Il ne faut pas s’attendre à un effondrement rapide de ses capacités balistiques. À court terme, ce n’est pas probable, mais à plus long terme, cela pourrait se produire. Des dégâts importants sont néanmoins à prévoir. L’Iran disposerait d’environ 2 500 missiles, dont certains ont une portée comprise entre 1 400 et 2 000 km. Dans le cadre d’une stratégie de saturation - déjà amorcée à la fin de la guerre des 12 jours - l’envoi massif de missiles, même si seule une fraction atteint sa cible, peut provoquer des destructions considérables. C’est le principe du tir de saturation par essaims de missiles.

Cette opération montre également que le ciel iranien est totalement "ouvert"…

On le savait depuis la guerre des douze jours puisque les systèmes antiaériens russes S-300 avaient été en partie neutralisés. Sur ce point, le vrai risque réside ailleurs : il s’agit donc bien des missiles. La priorité des Américains est de limiter l’ampleur d’une riposte iranienne potentiellement dévastatrice.

Quelles peuvent être les conséquences à court terme pour la région ?

L’Iran fait figure de pays sismique, au sens propre comme au sens figuré. Il est en effet sujet à de nombreux séismes telluriques et potentiellement sismiques sur le plan géopolitique. Toute action contre l’Iran aura des répercussions dans toute la région.

Le potentiel de déstabilisation régionale est considérable. En cas de chaos, l’Iran pourrait être un Irak post-2003 XXL ! Et cela en raison de la diversité ethno-confessionnelle et de l’instabilité qui en découle. Outre les Perses, qui représentent plus de la moitié de la population, le pays comprend des Kurdes, des Azéris, des Baloutches et des Arabes dans le Khuzestan. Des mouvements kurdes revendiquent déjà l’inclusion de leurs droits dans toute transition éventuelle, tandis que des groupes armés baloutches demeurent actifs.

Le prince Reza Pahlavi a récemment rappelé que la ligne rouge pour les Iraniens restait l’intégrité des frontières du pays, sous-entendant qu’aucune velléité séparatiste ne pourrait être tolérée.

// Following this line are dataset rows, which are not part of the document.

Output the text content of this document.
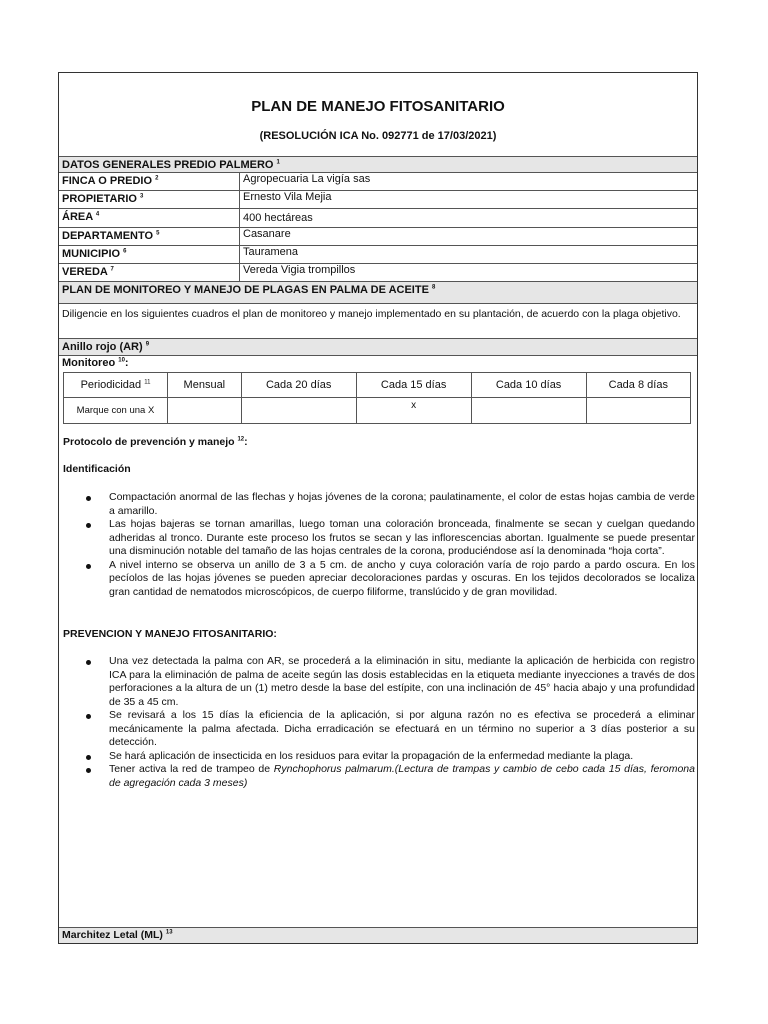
PLAN DE MANEJO FITOSANITARIO
(RESOLUCIÓN ICA No. 092771 de 17/03/2021)
DATOS GENERALES PREDIO PALMERO $^1$
FINCA O PREDIO $^2$	Agropecuaria La vigía sas
PROPIETARIO $^3$	Ernesto Vila Mejia
ÁREA $^4$	400 hectáreas
DEPARTAMENTO $^5$	Casanare
MUNICIPIO $^6$	Tauramena
VEREDA $^7$	Vereda Vigia trompillos
PLAN DE MONITOREO Y MANEJO DE PLAGAS EN PALMA DE ACEITE $^8$
Diligencie en los siguientes cuadros el plan de monitoreo y manejo implementado en su plantación, de acuerdo con la plaga objetivo.
Anillo rojo (AR) $^9$
Monitoreo $^{10}$:
Periodicidad $^{11}$	Mensual	Cada 20 días	Cada 15 días	Cada 10 días	Cada 8 días
Marque con una X			x		
Protocolo de prevención y manejo $^{12}$:
Identificación
Compactación anormal de las flechas y hojas jóvenes de la corona; paulatinamente, el color de estas hojas cambia de verde a amarillo.
Las hojas bajeras se tornan amarillas, luego toman una coloración bronceada, finalmente se secan y cuelgan quedando adheridas al tronco. Durante este proceso los frutos se secan y las inflorescencias abortan. Igualmente se puede presentar una disminución notable del tamaño de las hojas centrales de la corona, produciéndose así la denominada “hoja corta”.
A nivel interno se observa un anillo de 3 a 5 cm. de ancho y cuya coloración varía de rojo pardo a pardo oscura. En los pecíolos de las hojas jóvenes se pueden apreciar decoloraciones pardas y oscuras. En los tejidos decolorados se localiza gran cantidad de nematodos microscópicos, de cuerpo filiforme, translúcido y de gran movilidad.
PREVENCION Y MANEJO FITOSANITARIO:
Una vez detectada la palma con AR, se procederá a la eliminación in situ, mediante la aplicación de herbicida con registro ICA para la eliminación de palma de aceite según las dosis establecidas en la etiqueta mediante inyecciones a través de dos perforaciones a la altura de un (1) metro desde la base del estípite, con una inclinación de 45° hacia abajo y una profundidad de 35 a 45 cm.
Se revisará a los 15 días la eficiencia de la aplicación, si por alguna razón no es efectiva se procederá a eliminar mecánicamente la palma afectada. Dicha erradicación se efectuará en un término no superior a 3 días posterior a su detección.
Se hará aplicación de insecticida en los residuos para evitar la propagación de la enfermedad mediante la plaga.
Tener activa la red de trampeo de Rynchophorus palmarum.(Lectura de trampas y cambio de cebo cada 15 días, feromona de agregación cada 3 meses)
Marchitez Letal (ML) $^{13}$
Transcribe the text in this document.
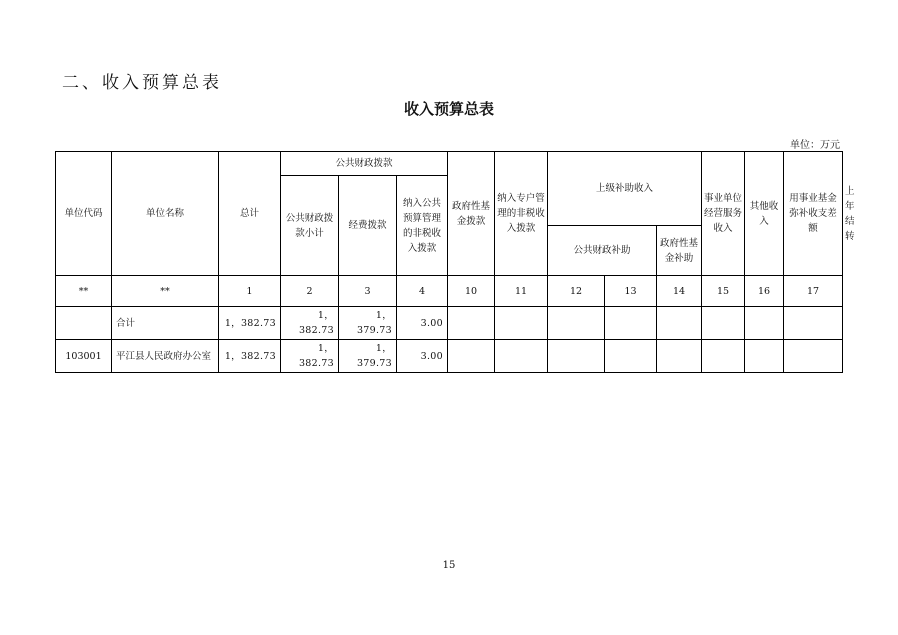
二、收入预算总表
收入预算总表
单位：万元
单位代码	单位名称	总计	公共财政拨款			政府性基金拨款	纳入专户管理的非税收入拨款	上级补助收入			事业单位经营服务收入	其他收入	用事业基金弥补收支差额	上年结转
			公共财政拨款小计	经费拨款	纳入公共预算管理的非税收入拨款									
								公共财政补助		政府性基金补助				
**	**	1	2	3	4	10	11	12	13	14	15	16	17	
	合计	1，382.73	1，382.73	1，379.73	3.00									
103001	平江县人民政府办公室	1，382.73	1，382.73	1，379.73	3.00									
15
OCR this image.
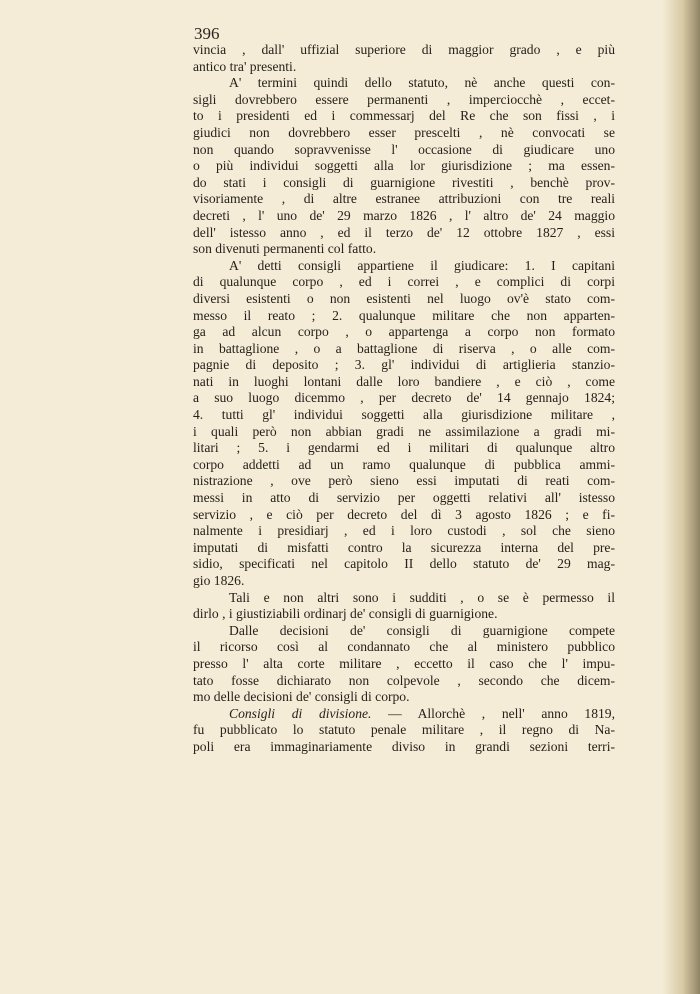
396
vincia , dall' uffizial superiore di maggior grado , e più
antico tra' presenti.
A' termini quindi dello statuto, nè anche questi con-
sigli dovrebbero essere permanenti , imperciocchè , eccet-
to i presidenti ed i commessarj del Re che son fissi , i
giudici non dovrebbero esser prescelti , nè convocati se
non quando sopravvenisse l' occasione di giudicare uno
o più individui soggetti alla lor giurisdizione ; ma essen-
do stati i consigli di guarnigione rivestiti , benchè prov-
visoriamente , di altre estranee attribuzioni con tre reali
decreti , l' uno de' 29 marzo 1826 , l' altro de' 24 maggio
dell' istesso anno , ed il terzo de' 12 ottobre 1827 , essi
son divenuti permanenti col fatto.
A' detti consigli appartiene il giudicare: 1. I capitani
di qualunque corpo , ed i correi , e complici di corpi
diversi esistenti o non esistenti nel luogo ov'è stato com-
messo il reato ; 2. qualunque militare che non apparten-
ga ad alcun corpo , o appartenga a corpo non formato
in battaglione , o a battaglione di riserva , o alle com-
pagnie di deposito ; 3. gl' individui di artiglieria stanzio-
nati in luoghi lontani dalle loro bandiere , e ciò , come
a suo luogo dicemmo , per decreto de' 14 gennajo 1824;
4. tutti gl' individui soggetti alla giurisdizione militare ,
i quali però non abbian gradi ne assimilazione a gradi mi-
litari ; 5. i gendarmi ed i militari di qualunque altro
corpo addetti ad un ramo qualunque di pubblica ammi-
nistrazione , ove però sieno essi imputati di reati com-
messi in atto di servizio per oggetti relativi all' istesso
servizio , e ciò per decreto del dì 3 agosto 1826 ; e fi-
nalmente i presidiarj , ed i loro custodi , sol che sieno
imputati di misfatti contro la sicurezza interna del pre-
sidio, specificati nel capitolo II dello statuto de' 29 mag-
gio 1826.
Tali e non altri sono i sudditi , o se è permesso il
dirlo , i giustiziabili ordinarj de' consigli di guarnigione.
Dalle decisioni de' consigli di guarnigione compete
il ricorso così al condannato che al ministero pubblico
presso l' alta corte militare , eccetto il caso che l' impu-
tato fosse dichiarato non colpevole , secondo che dicem-
mo delle decisioni de' consigli di corpo.
Consigli di divisione. — Allorchè , nell' anno 1819,
fu pubblicato lo statuto penale militare , il regno di Na-
poli era immaginariamente diviso in grandi sezioni terri-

Justement, Reza Pahlavi a déclaré ce matin que la victoire était "proche". Est-ce qu’il se positionne comme l’homme fort d’une éventuelle transition ?

Il ne peut pas être considéré comme un homme fort car il ne fait pas l’unanimité ni même consensus. Mais il veut se présenter comme l'incarnation d'un leadership par défaut afin de rassembler une opposition structurellement très divisée qui pourrait se rallier à lui dans le but d'une transition ordonnée. Mais aussi de prévenir un chaos qui pourrait découler d'un effondrement brutal du régime actuel.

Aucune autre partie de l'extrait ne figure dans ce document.